Les conclusions de l’enquête annuelle menée par l’Apec auprès de 687 établissements du secteur privé du Grand Est (du 12 novembre 2024 au 29 janvier 2025) et de 648 cadres de la région (septembre-octobre 2024) offrent un éclairage précis sur les perspectives d’emploi. Cet échantillon représentatif assure une analyse fiable des salariés du secteur privé par région, taille d’entreprise et secteur d’activité au niveau national. Florence Heitz, Déléguée régionale Apec Grand-Est, partage son interprétation de ces données.
Quel est le bilan du recrutement des cadres dans le Grand Est, en 2024 ?
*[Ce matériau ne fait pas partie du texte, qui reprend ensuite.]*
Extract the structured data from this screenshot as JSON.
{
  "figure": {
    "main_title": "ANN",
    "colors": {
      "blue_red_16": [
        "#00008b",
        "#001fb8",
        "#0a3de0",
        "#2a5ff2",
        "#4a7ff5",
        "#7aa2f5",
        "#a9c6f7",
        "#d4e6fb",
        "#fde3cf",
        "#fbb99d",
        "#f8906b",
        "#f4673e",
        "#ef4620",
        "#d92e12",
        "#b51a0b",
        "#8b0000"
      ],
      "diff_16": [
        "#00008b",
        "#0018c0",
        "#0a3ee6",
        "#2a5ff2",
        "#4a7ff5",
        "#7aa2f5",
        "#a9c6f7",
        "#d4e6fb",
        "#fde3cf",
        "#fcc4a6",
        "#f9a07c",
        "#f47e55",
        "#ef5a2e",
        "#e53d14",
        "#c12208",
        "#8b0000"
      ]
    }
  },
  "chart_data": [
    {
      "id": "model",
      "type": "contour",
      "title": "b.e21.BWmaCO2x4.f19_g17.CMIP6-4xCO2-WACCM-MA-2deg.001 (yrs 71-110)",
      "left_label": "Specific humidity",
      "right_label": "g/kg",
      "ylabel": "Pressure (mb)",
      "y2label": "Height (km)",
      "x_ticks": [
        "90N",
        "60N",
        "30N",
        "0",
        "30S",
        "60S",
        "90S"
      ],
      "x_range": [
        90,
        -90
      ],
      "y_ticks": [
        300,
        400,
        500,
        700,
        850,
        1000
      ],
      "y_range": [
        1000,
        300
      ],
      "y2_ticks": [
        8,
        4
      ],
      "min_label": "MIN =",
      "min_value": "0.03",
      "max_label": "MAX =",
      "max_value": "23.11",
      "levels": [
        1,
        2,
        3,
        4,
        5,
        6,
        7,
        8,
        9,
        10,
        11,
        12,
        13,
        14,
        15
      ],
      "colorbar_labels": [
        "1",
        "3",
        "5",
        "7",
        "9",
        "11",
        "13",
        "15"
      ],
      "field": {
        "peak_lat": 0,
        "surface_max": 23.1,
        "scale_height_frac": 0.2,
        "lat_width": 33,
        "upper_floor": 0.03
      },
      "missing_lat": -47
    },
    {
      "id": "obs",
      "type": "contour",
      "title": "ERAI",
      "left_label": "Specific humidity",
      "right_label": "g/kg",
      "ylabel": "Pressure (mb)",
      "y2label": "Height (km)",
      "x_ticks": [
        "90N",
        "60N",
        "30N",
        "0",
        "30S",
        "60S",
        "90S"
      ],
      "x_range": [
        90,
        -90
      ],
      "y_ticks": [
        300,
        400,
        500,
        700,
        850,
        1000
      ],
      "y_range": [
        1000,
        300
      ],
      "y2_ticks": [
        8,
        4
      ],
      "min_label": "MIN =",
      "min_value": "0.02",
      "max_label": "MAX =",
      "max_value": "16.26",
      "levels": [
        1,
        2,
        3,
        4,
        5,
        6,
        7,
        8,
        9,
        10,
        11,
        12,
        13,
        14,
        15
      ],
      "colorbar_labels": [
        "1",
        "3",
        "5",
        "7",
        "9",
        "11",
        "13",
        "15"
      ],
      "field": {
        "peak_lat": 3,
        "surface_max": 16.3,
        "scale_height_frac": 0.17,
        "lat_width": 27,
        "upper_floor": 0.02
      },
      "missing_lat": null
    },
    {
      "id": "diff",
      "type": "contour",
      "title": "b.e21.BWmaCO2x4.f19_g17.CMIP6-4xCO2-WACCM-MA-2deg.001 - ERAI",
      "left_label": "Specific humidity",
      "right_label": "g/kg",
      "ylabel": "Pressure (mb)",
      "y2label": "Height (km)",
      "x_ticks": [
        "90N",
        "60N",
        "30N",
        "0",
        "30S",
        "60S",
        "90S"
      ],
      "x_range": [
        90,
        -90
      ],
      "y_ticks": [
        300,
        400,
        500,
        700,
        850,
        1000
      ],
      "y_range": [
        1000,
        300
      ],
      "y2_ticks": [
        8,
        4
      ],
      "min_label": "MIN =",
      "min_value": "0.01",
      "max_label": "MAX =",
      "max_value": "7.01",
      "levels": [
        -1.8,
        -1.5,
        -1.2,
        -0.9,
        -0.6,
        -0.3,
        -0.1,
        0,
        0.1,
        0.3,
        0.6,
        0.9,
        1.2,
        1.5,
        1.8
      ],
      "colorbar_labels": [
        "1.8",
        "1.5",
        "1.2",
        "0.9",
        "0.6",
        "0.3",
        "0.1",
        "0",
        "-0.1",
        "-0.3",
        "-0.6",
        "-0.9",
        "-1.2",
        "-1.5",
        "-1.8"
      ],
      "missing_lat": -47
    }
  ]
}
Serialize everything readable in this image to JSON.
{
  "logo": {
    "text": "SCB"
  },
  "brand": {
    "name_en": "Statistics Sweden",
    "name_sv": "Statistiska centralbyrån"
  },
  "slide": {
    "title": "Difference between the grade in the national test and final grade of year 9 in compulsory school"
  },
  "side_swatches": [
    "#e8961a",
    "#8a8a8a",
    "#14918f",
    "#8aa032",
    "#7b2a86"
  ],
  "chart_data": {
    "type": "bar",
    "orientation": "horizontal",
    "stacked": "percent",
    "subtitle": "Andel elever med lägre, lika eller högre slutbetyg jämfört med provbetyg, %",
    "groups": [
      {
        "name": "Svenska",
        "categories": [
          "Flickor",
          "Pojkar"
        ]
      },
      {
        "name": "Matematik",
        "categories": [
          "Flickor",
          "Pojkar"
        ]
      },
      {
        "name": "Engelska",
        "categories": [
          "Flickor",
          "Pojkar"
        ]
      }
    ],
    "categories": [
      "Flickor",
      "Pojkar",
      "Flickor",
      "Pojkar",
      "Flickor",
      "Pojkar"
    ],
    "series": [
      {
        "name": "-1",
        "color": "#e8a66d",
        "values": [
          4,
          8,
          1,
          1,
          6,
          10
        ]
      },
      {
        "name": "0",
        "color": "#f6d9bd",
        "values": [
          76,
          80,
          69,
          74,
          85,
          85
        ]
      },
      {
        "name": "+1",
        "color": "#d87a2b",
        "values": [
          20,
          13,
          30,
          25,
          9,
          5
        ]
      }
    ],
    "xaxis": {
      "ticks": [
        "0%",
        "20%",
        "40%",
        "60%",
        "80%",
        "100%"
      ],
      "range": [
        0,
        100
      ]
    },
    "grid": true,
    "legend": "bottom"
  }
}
Florence Heitz, Déléguée régionale Apec Grand-Est : Le bilan de l’année écoulée révèle une contraction du marché du recrutement cadre. Au niveau national, 303 400 recrutements ont été enregistrés en 2024, marquant une diminution de 8 % par rapport à 2023. La région Grand Est a suivi cette tendance avec 13 400 recrutements, contre 14 120 l’année précédente, soit une baisse de 5 %. L’analyse par territoire met en évidence 5 900 recrutements en Alsace, 3 960 en Lorraine et 3 540 en Champagne-Ardenne. Cette diminution s’est également traduite par un ralentissement de la création de postes cadres, avec seulement 2 780 créations dans le Grand Est en 2024, contre 3 130 en 2023.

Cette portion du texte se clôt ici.